Heh. I happen to agree with Brunnen-G, there, about the ridiculous extremes to which publishers embellish the works of successful authors. Whenever I pick up a fantasy or mainstream fiction tome and notice that it has 1) annotated maps next the frontspiece; 2) a long and tedious dramatis personae of characters; 3) historical appendices; and 4) a detailed prounciation index, I put the book down immediately and run in the other direction. For what it's worth, the entirety of this *excess* turns the book into a bad, quasi-historical textbook. Anyone flipping through the book immediately gets the impression that Wow, here's a novel that has to be STUDIED in order to be fully appreciated.
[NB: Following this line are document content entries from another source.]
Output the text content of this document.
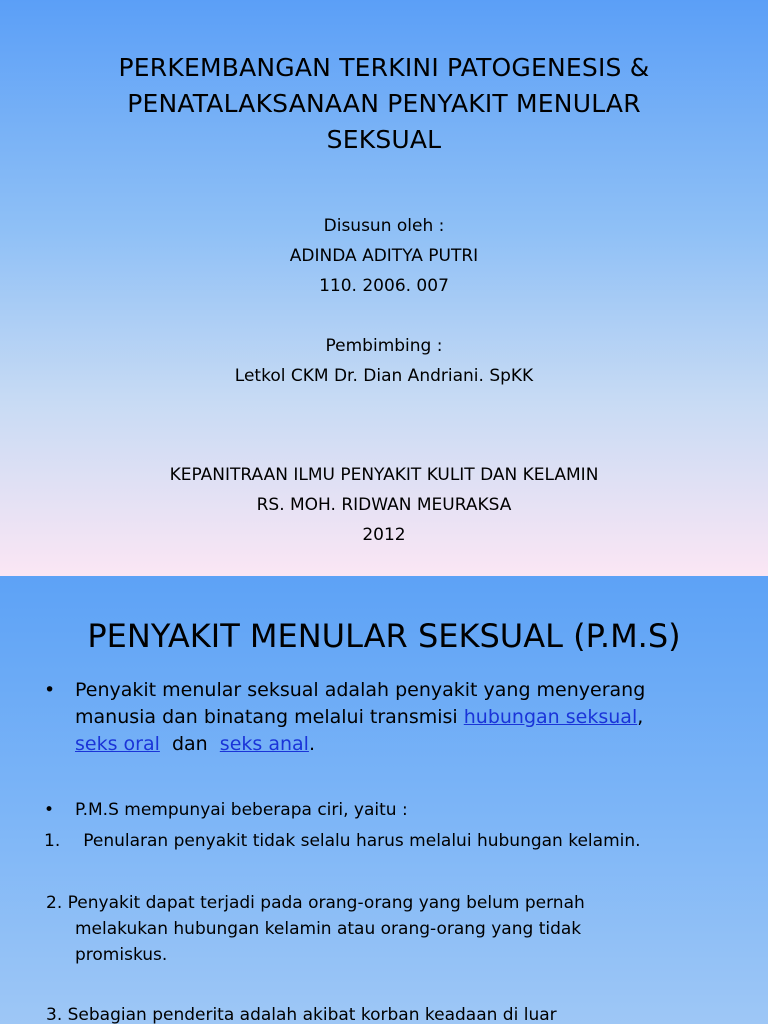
PERKEMBANGAN TERKINI PATOGENESIS &
PENATALAKSANAAN PENYAKIT MENULAR
SEKSUAL
Disusun oleh :
ADINDA ADITYA PUTRI
110. 2006. 007
Pembimbing :
Letkol CKM Dr. Dian Andriani. SpKK
KEPANITRAAN ILMU PENYAKIT KULIT DAN KELAMIN
RS. MOH. RIDWAN MEURAKSA
2012
PENYAKIT MENULAR SEKSUAL (P.M.S)
•	Penyakit menular seksual adalah penyakit yang menyerang
manusia dan binatang melalui transmisi hubungan seksual,
seks oral  dan  seks anal.
•	P.M.S mempunyai beberapa ciri, yaitu :
1. Penularan penyakit tidak selalu harus melalui hubungan kelamin.
2. Penyakit dapat terjadi pada orang-orang yang belum pernah
melakukan hubungan kelamin atau orang-orang yang tidak
promiskus.
3. Sebagian penderita adalah akibat korban keadaan di luar
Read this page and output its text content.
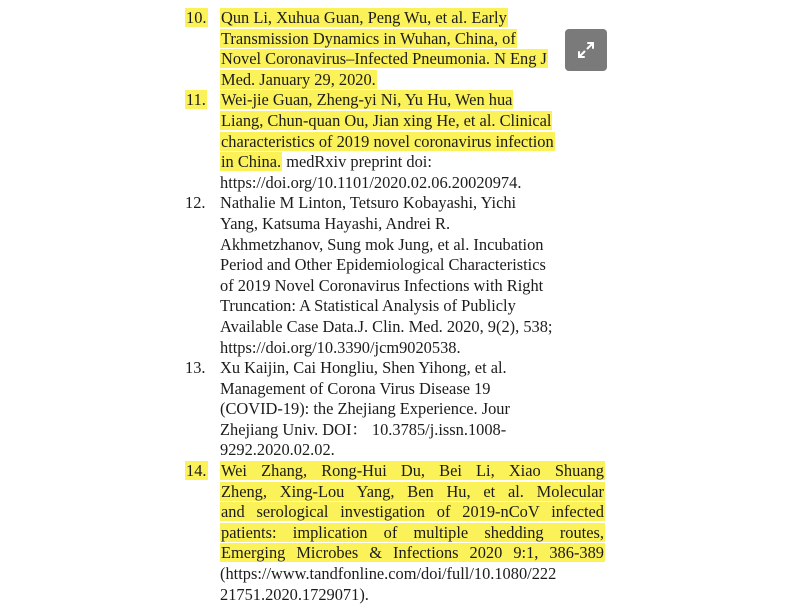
10. Qun Li, Xuhua Guan, Peng Wu, et al. Early
Transmission Dynamics in Wuhan, China, of
Novel Coronavirus–Infected Pneumonia. N Eng J
Med. January 29, 2020.
11. Wei-jie Guan, Zheng-yi Ni, Yu Hu, Wen hua
Liang, Chun-quan Ou, Jian xing He, et al. Clinical
characteristics of 2019 novel coronavirus infection
in China. medRxiv preprint doi:
https://doi.org/10.1101/2020.02.06.20020974.
12. Nathalie M Linton, Tetsuro Kobayashi, Yichi
Yang, Katsuma Hayashi, Andrei R.
Akhmetzhanov, Sung mok Jung, et al. Incubation
Period and Other Epidemiological Characteristics
of 2019 Novel Coronavirus Infections with Right
Truncation: A Statistical Analysis of Publicly
Available Case Data.J. Clin. Med. 2020, 9(2), 538;
https://doi.org/10.3390/jcm9020538.
13. Xu Kaijin, Cai Hongliu, Shen Yihong, et al.
Management of Corona Virus Disease 19
(COVID-19): the Zhejiang Experience. Jour
Zhejiang Univ. DOI： 10.3785/j.issn.1008-
9292.2020.02.02.
14. Wei Zhang, Rong-Hui Du, Bei Li, Xiao Shuang
Zheng, Xing-Lou Yang, Ben Hu, et al. Molecular
and serological investigation of 2019-nCoV infected
patients: implication of multiple shedding routes,
Emerging Microbes & Infections 2020 9:1, 386-389
(https://www.tandfonline.com/doi/full/10.1080/222
21751.2020.1729071).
GAH. If I read fiction -- good fiction -- it's because I want to be entertained, for pete's sake. Should there be a topic of interest in the book that does merit study in greater depth, we can research it more fully on our own, thank you very much. I much prefer the simple, unobtrusive format which Michael Crichton has occasionally put in the endpiece of some of his novels -- it's simply a short list of technical/historical references which he used while researching his story.

I don't know why so many fantasy novels are subjected to the bloat of having a map/index/pronounication "package". I would hazard, however, that the blame is not necessarily due to the author. The americanization of Rowling's "Harry Potter" books demonstrates just how tight the distributor's hold is... over the format, presentation, and style of the books. The editorial voice has an even stronger say in determining whether a novel gets published in the first place. As I understand it, the editors of both Anthony Burgess' "Clockwork Orange," and Frank Herbert's "Dune" initially refused to publish the manuscripts, until the authors provided glossary guides for the special languages in those two books. In Herbert's case this was a particularly vacuous requirement -- anyone with even a modest familiarity with the Bible and Qur'an would have immediately recognized that the languages in Dune are Hebrew and Arabic (the "Muad'dib as Messiah" is a dead giveaway.) In Burgess' case, well, he was just cheezed off by the whole editor thing. Nuts. The eds want "everything handed to the reader on a plate." How much intellectual stagnation, and death of imagination, are we willing to tolerate in this society... when editors and directors and TV producers insist that *everything* be explained in terms no more explicit than the elementary Grade 8 level?